To introduce this series, I discussed the three major WAR systems for pitchers and the issues I have with each of them. Having pointed out the problem, let's get to work on a solution.
Whatever issues
I may have with it, one of WAR’s benefits is very compelling: it reduces the
player’s complex contributions to a single number, which can be compared
to a similarly derived single number for other players. How does a pitcher with a 2.60 ERA and 220
strikeouts in 280 innings in 1968 compare to a pitcher with a 3.40 ERA and 250
strikeouts in 210 innings in 1999? After sorting through all the complications
under the surface, WAR can give you a simple answer. If I’m suggesting an
alternative to WAR, it should ideally come in a similarly straightforward
package. Fortunately, just as in many other statistical problems
in baseball, we can start by borrowing from the work Bill James. In this case, we’ll use the Game Score.
(Before anyone
else says it: Yes, Game Score is only set up for starting pitchers; it is not
generally applied to relief outings, even relief outings made by pitchers who
are usually starters. We’ll look more at the effects of this on the rankings
once we get far enough to actually discuss rankings, but there definitely is an
effect. It is also worth pointing out that we can only pull Game Scores for
pitchers who have box score records available. Since I’m pulling my data from
Baseball Reference, that means I have nothing before 1901, and nothing for the
Negro Leagues. So we’re working with half of Cy Young’s career, under 20% of
Kid Nichols, and none of Smokey Joe Williams.)
James
introduced Game Score in the ‘80s as a fun way to evaluate the effectiveness of
a starting pitcher’s effort in a particular game. His original formulation is:
GS = 50 + Outs
+ Strikeouts – Walks – 2*Hits – 4*(Earned Runs) – 2*(Unearned Runs) +
2*(Innings completed after the fourth)
The description
is a little clunky (and so is implementing it in a spreadsheet of game logs),
but the results are pretty reasonable. League average will usually be around
50. 60 is a solid start, 70 is a very good one, 80 is excellent, and 90 will
usually be among the 25-50 best overall starts of the season. The same is true in the
other direction; 40 is shaky, 30 is pretty bad, 20 is lousy, etc. My initial
foray into starting pitcher evaluation used the original formulation of Game
Score, and it generally performed well… until it didn’t.
The major issue
I ran into deals with the earned/unearned run distinction. Whether this
distinction has value in general is a bit of a rabbit hole (most of the
research I’ve seen suggests it does not), but even if you think it’s worth
using earned runs in some circumstances, it becomes a huge problem trying to
use them for game-by-game evaluation of baseball seasons from over a century
ago.
Here is a
sample of the Baseball Reference game log page for Christy Mathewson’s
outstanding 1905 season. See if you can spot the issue:
Yeah, that’s
not going to work. We know Matty’s overall total of earned runs allowed for the
year (48, out of 85 runs total), but game-to-game we have no idea of his
earned/unearned run split.
Having
encountered this problem, I went looking for an alternative Game Score
formulation. Fortunately, Fangraphs already had one, courtesy of the inimitable
Tangotiger. Game Score 2 is laid out here, and the formula is as follows:
GS2 = 40 +
2*Outs + Strikeouts – 2*Hits – 2*Walks – 3*Runs – 6*(Home Runs)
To clarify, the
home run is also a hit (and will result in at least one run scoring); the 6
points subtracted are in addition to the other penalties, just as the point for
a strikeout is added on top of the points already given for outs in general. If
you’re curious about where the specific coefficients come from, Tango explains
it further here (link is to part 3, which in turn links to parts 1 and 2).
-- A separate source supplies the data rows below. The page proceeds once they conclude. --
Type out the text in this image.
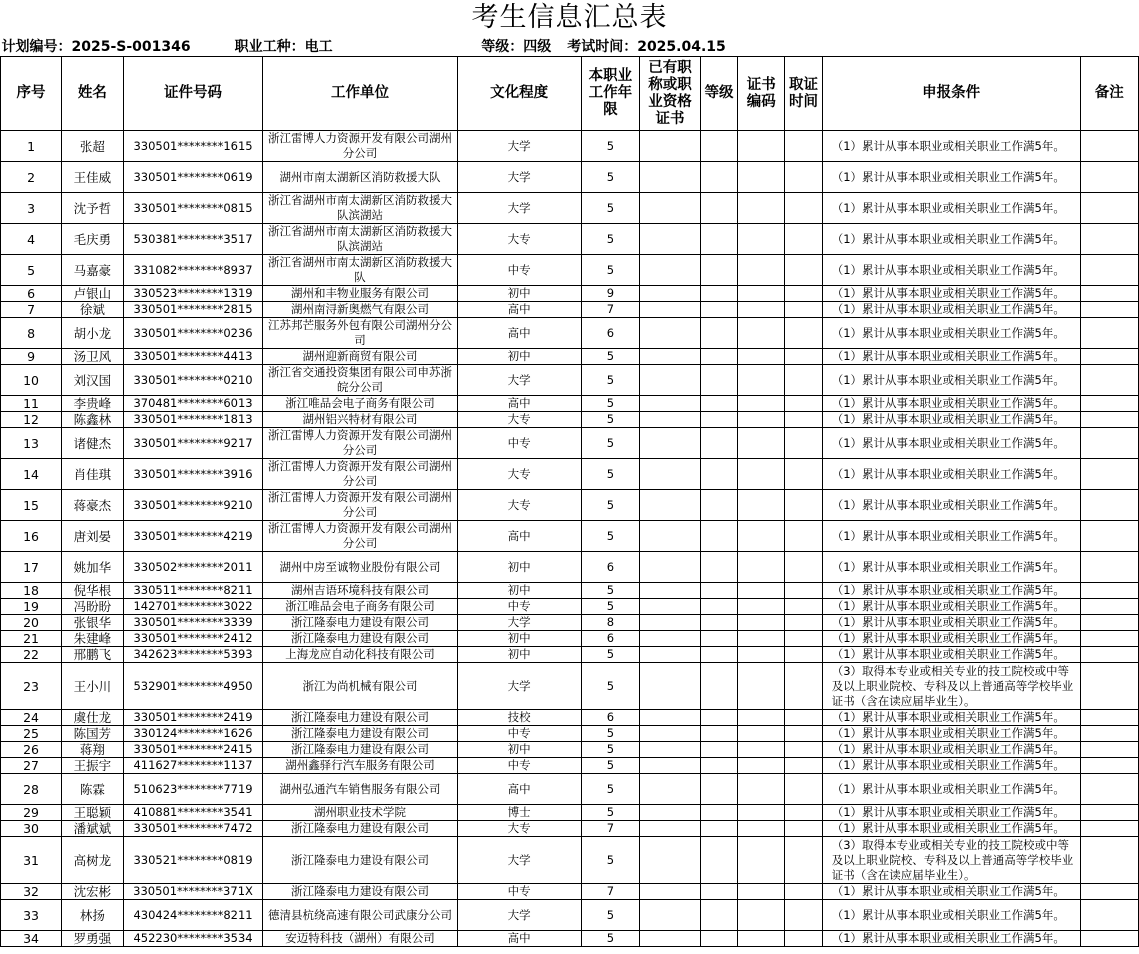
考生信息汇总表
计划编号：2025-S-001346 职业工种：电工				等级：四级 考试时间：2025.04.15							
序号	姓名	证件号码	工作单位	文化程度	本职业工作年限	已有职称或职业资格证书	等级	证书编码	取证时间	申报条件	备注
1	张超	330501********1615	浙江雷博人力资源开发有限公司湖州分公司	大学	5					（1）累计从事本职业或相关职业工作满5年。	
2	王佳威	330501********0619	湖州市南太湖新区消防救援大队	大学	5					（1）累计从事本职业或相关职业工作满5年。	
3	沈予哲	330501********0815	浙江省湖州市南太湖新区消防救援大队滨湖站	大学	5					（1）累计从事本职业或相关职业工作满5年。	
4	毛庆勇	530381********3517	浙江省湖州市南太湖新区消防救援大队滨湖站	大专	5					（1）累计从事本职业或相关职业工作满5年。	
5	马嘉豪	331082********8937	浙江省湖州市南太湖新区消防救援大队	中专	5					（1）累计从事本职业或相关职业工作满5年。	
6	卢银山	330523********1319	湖州和丰物业服务有限公司	初中	9					（1）累计从事本职业或相关职业工作满5年。	
7	徐斌	330501********2815	湖州南浔新奥燃气有限公司	高中	7					（1）累计从事本职业或相关职业工作满5年。	
8	胡小龙	330501********0236	江苏邦芒服务外包有限公司湖州分公司	高中	6					（1）累计从事本职业或相关职业工作满5年。	
9	汤卫风	330501********4413	湖州迎新商贸有限公司	初中	5					（1）累计从事本职业或相关职业工作满5年。	
10	刘汉国	330501********0210	浙江省交通投资集团有限公司申苏浙皖分公司	大学	5					（1）累计从事本职业或相关职业工作满5年。	
11	李贵峰	370481********6013	浙江唯品会电子商务有限公司	高中	5					（1）累计从事本职业或相关职业工作满5年。	
12	陈鑫林	330501********1813	湖州铝兴特材有限公司	大专	5					（1）累计从事本职业或相关职业工作满5年。	
13	诸健杰	330501********9217	浙江雷博人力资源开发有限公司湖州分公司	中专	5					（1）累计从事本职业或相关职业工作满5年。	
14	肖佳琪	330501********3916	浙江雷博人力资源开发有限公司湖州分公司	大专	5					（1）累计从事本职业或相关职业工作满5年。	
15	蒋豪杰	330501********9210	浙江雷博人力资源开发有限公司湖州分公司	大专	5					（1）累计从事本职业或相关职业工作满5年。	
16	唐刘晏	330501********4219	浙江雷博人力资源开发有限公司湖州分公司	高中	5					（1）累计从事本职业或相关职业工作满5年。	
17	姚加华	330502********2011	湖州中房至诚物业股份有限公司	初中	6					（1）累计从事本职业或相关职业工作满5年。	
18	倪华根	330511********8211	湖州吉语环境科技有限公司	初中	5					（1）累计从事本职业或相关职业工作满5年。	
19	冯盼盼	142701********3022	浙江唯品会电子商务有限公司	中专	5					（1）累计从事本职业或相关职业工作满5年。	
20	张银华	330501********3339	浙江隆泰电力建设有限公司	大学	8					（1）累计从事本职业或相关职业工作满5年。	
21	朱建峰	330501********2412	浙江隆泰电力建设有限公司	初中	6					（1）累计从事本职业或相关职业工作满5年。	
22	邢鹏飞	342623********5393	上海龙应自动化科技有限公司	初中	5					（1）累计从事本职业或相关职业工作满5年。	
23	王小川	532901********4950	浙江为尚机械有限公司	大学	5					（3）取得本专业或相关专业的技工院校或中等及以上职业院校、专科及以上普通高等学校毕业证书（含在读应届毕业生）。	
24	虞仕龙	330501********2419	浙江隆泰电力建设有限公司	技校	6					（1）累计从事本职业或相关职业工作满5年。	
25	陈国芳	330124********1626	浙江隆泰电力建设有限公司	中专	5					（1）累计从事本职业或相关职业工作满5年。	
26	蒋翔	330501********2415	浙江隆泰电力建设有限公司	初中	5					（1）累计从事本职业或相关职业工作满5年。	
27	王振宇	411627********1137	湖州鑫驿行汽车服务有限公司	中专	5					（1）累计从事本职业或相关职业工作满5年。	
28	陈霖	510623********7719	湖州弘通汽车销售服务有限公司	高中	5					（1）累计从事本职业或相关职业工作满5年。	
29	王聪颖	410881********3541	湖州职业技术学院	博士	5					（1）累计从事本职业或相关职业工作满5年。	
30	潘斌斌	330501********7472	浙江隆泰电力建设有限公司	大专	7					（1）累计从事本职业或相关职业工作满5年。	
31	高树龙	330521********0819	浙江隆泰电力建设有限公司	大学	5					（3）取得本专业或相关专业的技工院校或中等及以上职业院校、专科及以上普通高等学校毕业证书（含在读应届毕业生）。	
32	沈宏彬	330501********371X	浙江隆泰电力建设有限公司	中专	7					（1）累计从事本职业或相关职业工作满5年。	
33	林扬	430424********8211	德清县杭绕高速有限公司武康分公司	大学	5					（1）累计从事本职业或相关职业工作满5年。	
34	罗勇强	452230********3534	安迈特科技（湖州）有限公司	高中	5					（1）累计从事本职业或相关职业工作满5年。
The short version is that it’s a combination of the run value of each event
type and the pitcher’s estimated share of responsibility for those events.
To take the obvious example, a hit is more damaging than a walk, but the hit is
partly the responsibility of the fielders whereas the walk is completely the
pitcher’s fault, so the pitcher is penalized the same amount for each of them.
As noted
earlier, the GS2 formulation resolves the issue of missing data by removing the
earned/unearned run distinction. Conveniently, it also addresses another problem with
Original Recipe Game Score, which is the handling of short starts. Usually if
your pitcher gets pulled after one inning, you’re going to consider that a
below average result. As such, rather than starting each game at the expected average of 50, it makes more sense to start from a below-average 40 and build up from
there. (Sorry,
openers! But not all that sorry. We’ll come back to them later in the series.)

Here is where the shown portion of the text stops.